The Kenya Rule


Constraints as Philosophy

Most developers optimize for developer experience. We optimize for user sovereignty.

The Kenya Rule states:

  • Binary: < 200KB for L1, < 10MB for full stack
  • Memory: < 10MB runtime footprint
  • Storage: Single-file embedded (libmdbx/SQLite)
  • Network: Zero cloud dependencies

Why? Because constraints create antifragility.


The 85KB Binary

A Janus L1 binary fits on a floppy disk. Literally. It can run on:

  • Raspberry Pi Zero ($5)
  • Old Android phones
  • Microcontrollers with 512KB RAM
  • Offline air-gapped systems

When your infrastructure fits everywhere, censorship becomes expensive. When it requires AWS, you’re already compromised.


Memory is Political

10MB RAM means:

  • No garbage collection pauses
  • No memory bloat from frameworks
  • Predictable performance on constrained devices
  • Runs on hardware that rich developers throw away

The developed world’s trash is the developing world’s infrastructure.


Embedded Storage

No PostgreSQL. No MongoDB. No cloud databases.

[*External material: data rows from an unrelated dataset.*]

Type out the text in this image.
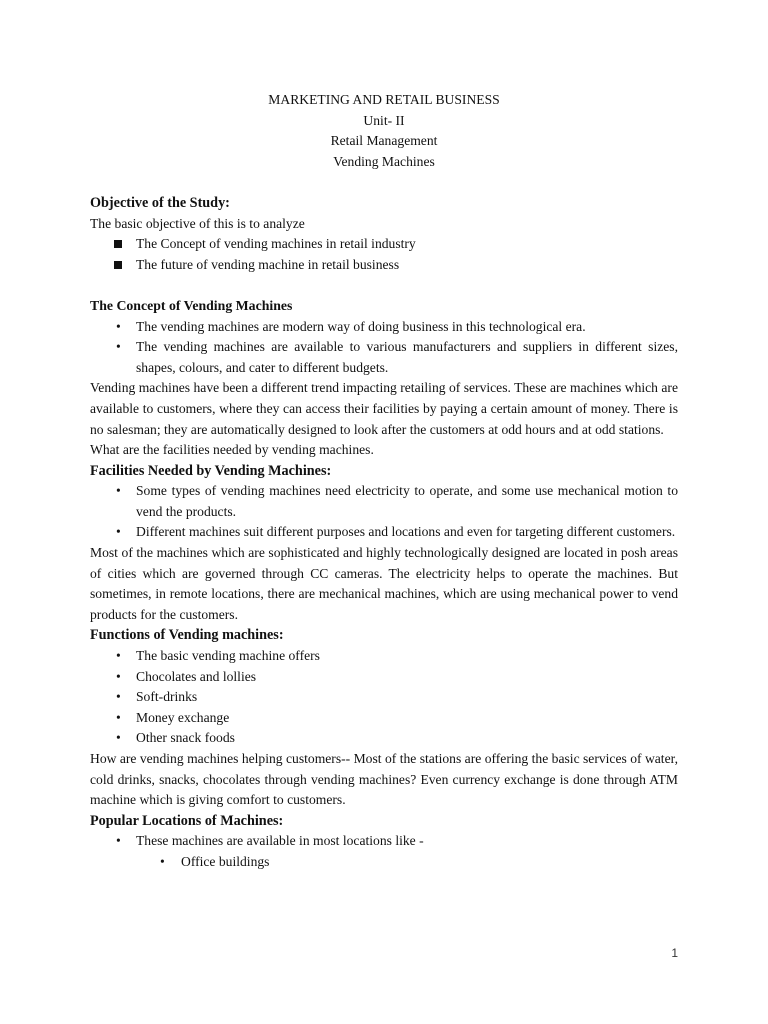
MARKETING AND RETAIL BUSINESS

Unit- II

Retail Management

Vending Machines

Objective of the Study:

The basic objective of this is to analyze

The Concept of vending machines in retail industry
The future of vending machine in retail business
The Concept of Vending Machines
• The vending machines are modern way of doing business in this technological era.
• The vending machines are available to various manufacturers and suppliers in different sizes, shapes, colours, and cater to different budgets.

Vending machines have been a different trend impacting retailing of services. These are machines which are available to customers, where they can access their facilities by paying a certain amount of money. There is no salesman; they are automatically designed to look after the customers at odd hours and at odd stations.

What are the facilities needed by vending machines.

Facilities Needed by Vending Machines:
• Some types of vending machines need electricity to operate, and some use mechanical motion to vend the products.
• Different machines suit different purposes and locations and even for targeting different customers.

Most of the machines which are sophisticated and highly technologically designed are located in posh areas of cities which are governed through CC cameras. The electricity helps to operate the machines. But sometimes, in remote locations, there are mechanical machines, which are using mechanical power to vend products for the customers.

Functions of Vending machines:
• The basic vending machine offers
• Chocolates and lollies
• Soft-drinks
• Money exchange
• Other snack foods

How are vending machines helping customers-- Most of the stations are offering the basic services of water, cold drinks, snacks, chocolates through vending machines? Even currency exchange is done through ATM machine which is giving comfort to customers.

Popular Locations of Machines:
• These machines are available in most locations like -
• Office buildings
1
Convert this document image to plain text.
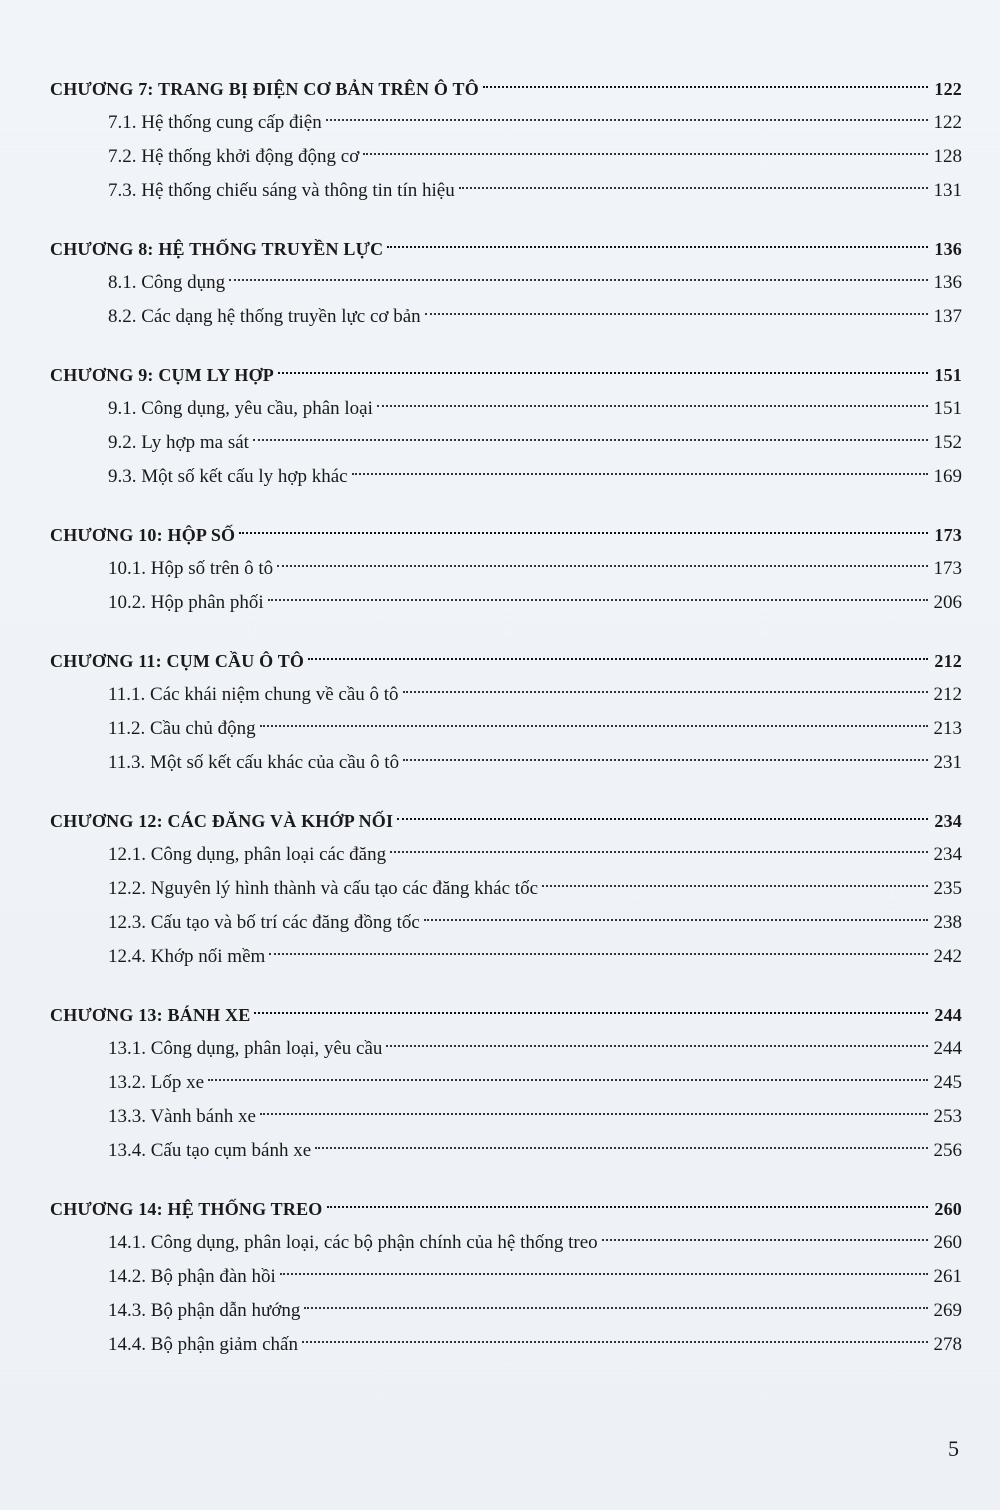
CHƯƠNG 7: TRANG BỊ ĐIỆN CƠ BẢN TRÊN Ô TÔ	122
7.1. Hệ thống cung cấp điện	122
7.2. Hệ thống khởi động động cơ	128
7.3. Hệ thống chiếu sáng và thông tin tín hiệu	131
CHƯƠNG 8: HỆ THỐNG TRUYỀN LỰC	136
8.1. Công dụng	136
8.2. Các dạng hệ thống truyền lực cơ bản	137
CHƯƠNG 9: CỤM LY HỢP	151
9.1. Công dụng, yêu cầu, phân loại	151
9.2. Ly hợp ma sát	152
9.3. Một số kết cấu ly hợp khác	169
CHƯƠNG 10: HỘP SỐ	173
10.1. Hộp số trên ô tô	173
10.2. Hộp phân phối	206
CHƯƠNG 11: CỤM CẦU Ô TÔ	212
11.1. Các khái niệm chung về cầu ô tô	212
11.2. Cầu chủ động	213
11.3. Một số kết cấu khác của cầu ô tô	231
CHƯƠNG 12: CÁC ĐĂNG VÀ KHỚP NỐI	234
12.1. Công dụng, phân loại các đăng	234
12.2. Nguyên lý hình thành và cấu tạo các đăng khác tốc	235
12.3. Cấu tạo và bố trí các đăng đồng tốc	238
12.4. Khớp nối mềm	242
CHƯƠNG 13: BÁNH XE	244
13.1. Công dụng, phân loại, yêu cầu	244
13.2. Lốp xe	245
13.3. Vành bánh xe	253
13.4. Cấu tạo cụm bánh xe	256
CHƯƠNG 14: HỆ THỐNG TREO	260
14.1. Công dụng, phân loại, các bộ phận chính của hệ thống treo	260
14.2. Bộ phận đàn hồi	261
14.3. Bộ phận dẫn hướng	269
14.4. Bộ phận giảm chấn	278
5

Just libmdbx or SQLite: single-file, embedded, transactional.

Your data lives in files you own. Backups are cp. Migration is rsync. No ops team required.


Kenya Compliance in Practice

// L0 Transport: 85KB
const l0 = @import("l0");

// L1 Identity: +120KB
const l1 = @import("l1");

// L4 Feed: +95KB  
const l4 = @import("l4");

// Total: ~300KB for full sovereign stack

Compare: A Node.js “hello world” with dependencies: 150MB.


Why This Matters

When systems are light, they proliferate. When they’re heavy, they centralize.

Light systems can run on disposable hardware. Light systems can be mirrored thousands of times. Light systems resist capture because capture is more expensive than replacement.

Kenya compliance isn’t optimization. It’s survival strategy.


The future belongs to systems that fit in the past.